Line Faults and Regulatory Capture

Regulatory Capture is described as “Regulatory capture is a term used to refer to situations in which a government regulatory agency created to act in the public interest instead acts in favor of the commercial or special interests that dominate in the industry or the sector that it is charged with regulating.” (WikiPedia article).
While theory would suggest that this should not happen, Patrick Neary demonstrated it has been going on for years. ComReg (and their predecessors, the Office of the Director of Telecommunications Regulation) are the longest serving regulator in Ireland and, in our opinion, have long been “captured” by eircom and the big two mobile operators.

The Importance of the Fault Reporting

During the 1990s, the World Bank standardised the statistics it collects, and a key statistic they collect is “Faults Per 100 Main Lines”. This figure is a good measure of the quality of a telephone network. The World Bank, describes this figure as “The number of faults per main line per year defines the frequency of breakdown of the telephone lines. For a well constructed and well maintained network, the average number of faults per main line per year should be 0.2 or less; that is the telephone line should not be out of order more than once in five years. Because the figure is normally small in industrialized countries, this indicator is often expressed in faults per 100 main lines. The actual situation in developing countries is much worse, with the average number of faults in some countries exceeding three faults per main line per year.” (Source: World Bank)

eircom’s figure, a quarterly figure, has risen to a record high of 7.8 faults per 100 residential lines and 3.1 faults per 100 business lines, as per the last USO Performance Quarterly Review report (PDF of ComReg report). Comreg is the collection agency in Ireland. They report to the ITU in Geneva and the ITU reports its collated data to the World Bank.

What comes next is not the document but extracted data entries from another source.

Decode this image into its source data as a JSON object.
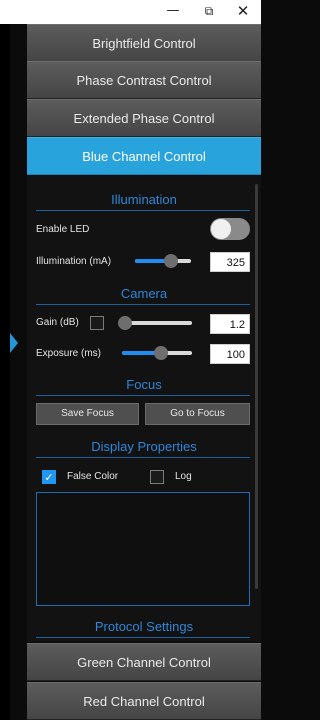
{
  "window": {
    "minimize_glyph": "—",
    "maximize_glyph": "⧉",
    "close_glyph": "✕"
  },
  "sections": {
    "brightfield": "Brightfield Control",
    "phase_contrast": "Phase Contrast Control",
    "extended_phase": "Extended Phase Control",
    "blue_channel": "Blue Channel Control",
    "green_channel": "Green Channel Control",
    "red_channel": "Red Channel Control"
  },
  "illumination": {
    "title": "Illumination",
    "enable_led_label": "Enable LED",
    "enable_led_on": false,
    "illum_label": "Illumination (mA)",
    "illum_value": "325",
    "illum_slider_fraction": 0.64
  },
  "camera": {
    "title": "Camera",
    "gain_label": "Gain (dB)",
    "gain_checked": false,
    "gain_value": "1.2",
    "gain_slider_fraction": 0.04,
    "exposure_label": "Exposure (ms)",
    "exposure_value": "100",
    "exposure_slider_fraction": 0.55
  },
  "focus": {
    "title": "Focus",
    "save_label": "Save Focus",
    "goto_label": "Go to Focus"
  },
  "display": {
    "title": "Display Properties",
    "false_color_label": "False Color",
    "false_color_checked": true,
    "log_label": "Log",
    "log_checked": false
  },
  "protocol": {
    "title": "Protocol Settings"
  },
  "colors": {
    "accent": "#29a3dc",
    "sub_title": "#2e86d8",
    "slider_fill": "#1e8cf0"
  },
  "icons": {
    "side_panel": "expand-arrow-icon",
    "check": "checkmark-icon"
  }
}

The last report ComReg released was for Q1 2008, meaning ComReg have fallen behind on the delivery of this important quarterly report.

IrelandOffline estimates we have 1.1 million residential lines and 600,000 business lines giving us a blended average fault rate of 104,400 faults per 100 lines per quarter, or 6.1 faults per 100 lines per quarter in Q1 2008. As there are 4 quarters in a year this equates to 24.4 faults per 100 lines. Therefore we no longer have a “well constructed and well maintained network” by World Bank standards
The World Bank estimated that we only had 3.2 faults per 100 lines in 2006 and that the average for a High Income country was 5.8 per 100 lines in 2006 (source: World Bank PDF report). Q1 2008 was over 4 times higher than it should have been for a high income country.

Please note that this data series is not the same as the ComReg Quarterly Reports, where Mobile Internet is constantly and incorrectly described as broadband. It is in fact a midband technology. The latest report in that particular series is for Quarter 3 2008 (PDF Report). The line fault metric is abstracted from a different quarterly series, the USO Performance Review quarterly reports, which intermittently covered from Q1 2006, to Q1 2008. Those reports can be downloaded from the following pages: Q1-Q3 2006 , Q3 2007, Q4 2007, and the last available report, Q1 2008.